L’histoire reprend alors que Dexter Morgan, interprété par Michael C. Hall, se trouve en cure de désintoxication à l’hôpital d’Iron Lake, New York, après avoir survécu à sa fusillade meurtrière lors des événements précédents de « Dexter : New Blood ». Pendant ce temps, son fils Harrison, joué par Jack Alcott, pilote ses propres aventures à New York où il travaille dans un hôtel.

Dexter commence à voir des visions de son père, Harry (James Remar), dont la présence soulève des questions intéressantes tant pour lui que pour le public. L’explication autour de sa survie suscite également certaines réserves mais semble acceptable aux yeux des fans qui souhaitent continuer à suivre ses péripéties.

Des visages familiers et une nouvelle dynamique

Les caméos d’autres personnages emblématiques susciteront mélancolie et nostalgie sans néanmoins fournir pleinement satisfaction aux spectateurs. Ainsi, David Magidoff reprend son rôle d’officier Reed tandis qu’Angel Batista (interprété par David Zayas) fait une apparition pour clarifier certains éléments narratifs laissés pendant les saisons précédentes.

Le récit introduit aussi un tournant notable lorsque Harrison s’engage à sauver une victime d’agression sexuelle tout en éliminant son agresseur, une action illustrant l’influence directe de son père sur lui.
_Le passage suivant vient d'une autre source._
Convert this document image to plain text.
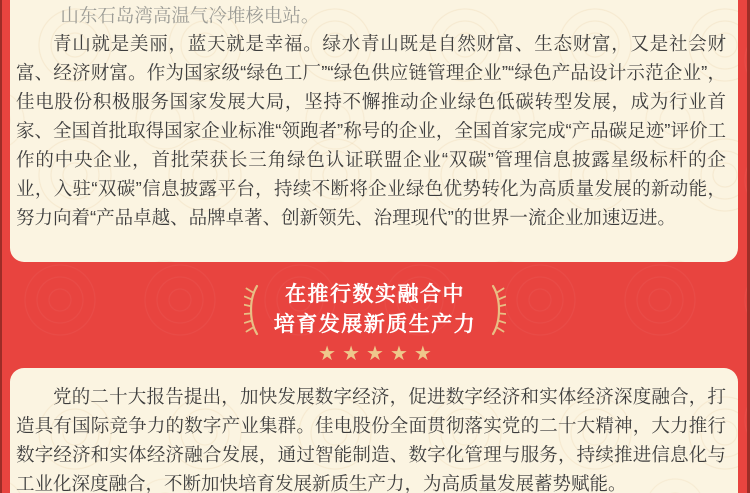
山东石岛湾高温气冷堆核电站。

青山就是美丽，蓝天就是幸福。绿水青山既是自然财富、生态财富，又是社会财富、经济财富。作为国家级“绿色工厂”“绿色供应链管理企业”“绿色产品设计示范企业”，佳电股份积极服务国家发展大局，坚持不懈推动企业绿色低碳转型发展，成为行业首家、全国首批取得国家企业标准“领跑者”称号的企业，全国首家完成“产品碳足迹”评价工作的中央企业，首批荣获长三角绿色认证联盟企业“双碳”管理信息披露星级标杆的企业，入驻“双碳”信息披露平台，持续不断将企业绿色优势转化为高质量发展的新动能，努力向着“产品卓越、品牌卓著、创新领先、治理现代”的世界一流企业加速迈进。

在推行数实融合中

培育发展新质生产力

★★★★★

党的二十大报告提出，加快发展数字经济，促进数字经济和实体经济深度融合，打造具有国际竞争力的数字产业集群。佳电股份全面贯彻落实党的二十大精神，大力推行数字经济和实体经济融合发展，通过智能制造、数字化管理与服务，持续推进信息化与工业化深度融合，不断加快培育发展新质生产力，为高质量发展蓄势赋能。
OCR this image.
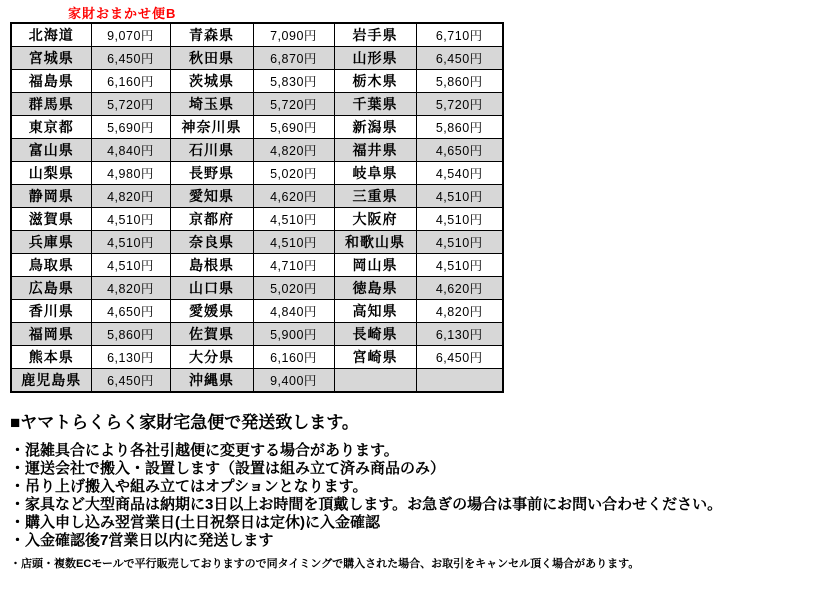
家財おまかせ便B
北海道	9,070円	青森県	7,090円	岩手県	6,710円
宮城県	6,450円	秋田県	6,870円	山形県	6,450円
福島県	6,160円	茨城県	5,830円	栃木県	5,860円
群馬県	5,720円	埼玉県	5,720円	千葉県	5,720円
東京都	5,690円	神奈川県	5,690円	新潟県	5,860円
富山県	4,840円	石川県	4,820円	福井県	4,650円
山梨県	4,980円	長野県	5,020円	岐阜県	4,540円
静岡県	4,820円	愛知県	4,620円	三重県	4,510円
滋賀県	4,510円	京都府	4,510円	大阪府	4,510円
兵庫県	4,510円	奈良県	4,510円	和歌山県	4,510円
鳥取県	4,510円	島根県	4,710円	岡山県	4,510円
広島県	4,820円	山口県	5,020円	徳島県	4,620円
香川県	4,650円	愛媛県	4,840円	高知県	4,820円
福岡県	5,860円	佐賀県	5,900円	長崎県	6,130円
熊本県	6,130円	大分県	6,160円	宮崎県	6,450円
鹿児島県	6,450円	沖縄県	9,400円		
■ヤマトらくらく家財宅急便で発送致します。
・混雑具合により各社引越便に変更する場合があります。
・運送会社で搬入・設置します（設置は組み立て済み商品のみ）
・吊り上げ搬入や組み立てはオプションとなります。
・家具など大型商品は納期に3日以上お時間を頂戴します。お急ぎの場合は事前にお問い合わせください。
・購入申し込み翌営業日(土日祝祭日は定休)に入金確認
・入金確認後7営業日以内に発送します
・店頭・複数ECモールで平行販売しておりますので同タイミングで購入された場合、お取引をキャンセル頂く場合があります。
Cependant, il n’est pas encore découvert ; deux détectives sont déjà sur ses talons.

Un retour aux sources plus solide

Au fil des épisodes, notamment dès le deuxième épisode, un nouveau tueur en série attise la colère réactivée de Dexter et met ainsi au défi son code moral bien connu. Ce rebondissement permet au protagoniste d’explorer les altérations imposées par un environnement urbain tel que New York, devient ainsi chauffeur de covoiturage tout en jonglant avec ses anciennes habitudes meurtrières.

Les retrouvailles avec Harry alimentent également des réflexions introspectives sur ses choix passés et présents. Alors qu’une galerie impressionnante de personnages doit apparaître davantage dans les épisodes suivants, tels que Peter Dinklage et Krysten Ritter, cela constitue potentiellement trop d’information pour être discuté ici sans spoiler.

Malgré cette nostalgie évidente liée aux saisons antérieures, notre critique conclut que là où « New Blood » apportait un souffle frais à la série originale, « Resurrection » pourrait être considéré comme une continuité significative identifiée clairement comme étant « saison 2 ou saison 10 », augmentant ainsi l’attrait global auprès des fervents admirateurs historiques du personnage emblématique qu’est Dexter Morgan.

Passionné de boxe et de belles histoires sportives, je couvre les rings du monde entier avec un œil attentif aux détails qui font la différence. Entre deux reportages, on me retrouve souvent en salle d’entraînement ou autour d’un bon livre.